Relembrando como os oponentes políticos de Thatcher derrotaram a si mesmos ao aceitarem a premissa neoliberal de forma acrítica e jogar o jogo nos termos do inimigo, as nossas lutas contra o neoliberalismo, hoje, não podem cair no mesmo erro de tomar os argumentos neoliberais na sua aparência. Criticar privatização da ViaQuatro através da ótica de que no fim se perde dinheiro e que o Estado acaba tendo que subsidiar de qualquer maneira não é um problema por si, mas arrisca aceitar a premissa de que o metrô e o transporte público foram construídos para lucro.

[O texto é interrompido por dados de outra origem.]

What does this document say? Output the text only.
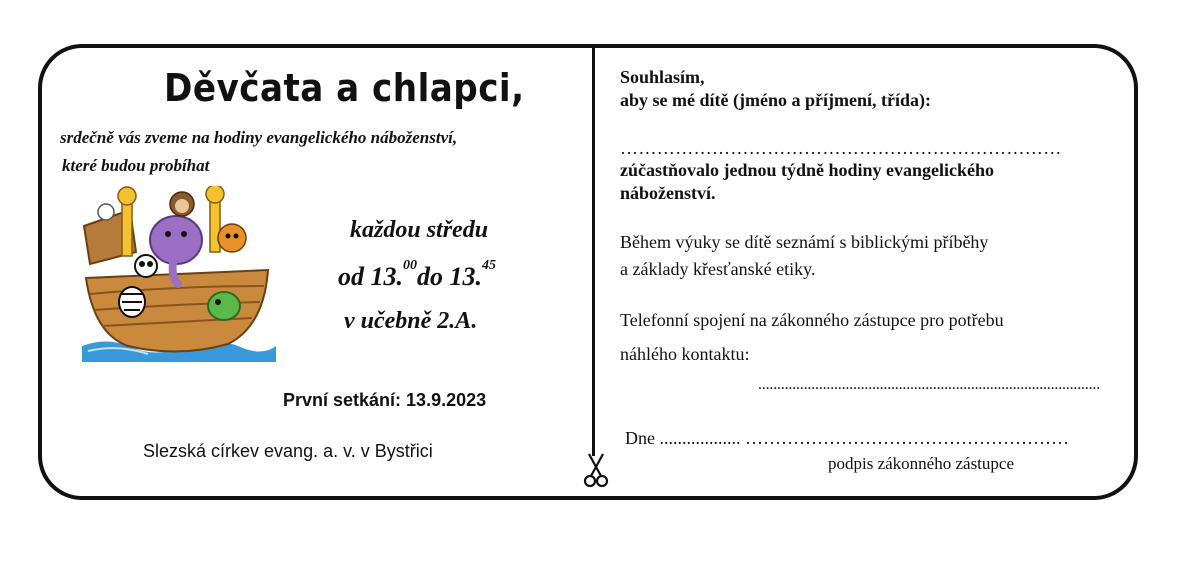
Děvčata a chlapci,
srdečně vás zveme na hodiny evangelického náboženství,
které budou probíhat
každou středu
od 13.00do 13.45
v učebně 2.A.
První setkání: 13.9.2023
Slezská církev evang. a. v. v Bystřici
Souhlasím,
aby se mé dítě (jméno a příjmení, třída):
………………………………………………………………
zúčastňovalo jednou týdně hodiny evangelického
náboženství.
Během výuky se dítě seznámí s biblickými příběhy
a základy křesťanské etiky.
Telefonní spojení na zákonného zástupce pro potřebu
náhlého kontaktu:
..........................................................................................
Dne .................. ………………………………………………
podpis zákonného zástupce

No final da primeira temporada de Round 6, já no leito da morte, o que aparenta ser o coordenador geral dos jogos mortais chama e faz uma aposta com o protagonista Gi-hun sobre um homem deitado na calçada passando frio. Ele aposta que ninguém irá ajudá-lo antes da meia-noite, e o homem morrerá de frio; Gi-hun, um ex-operário, aposta no contrário. O idoso no leito finalmente morre, sem ver que, no fim, Gi-hun estava certo: do mesmo jeito que somos e devemos ser solidários com outro, no fim, alguém veio ajudar o homem na calçada.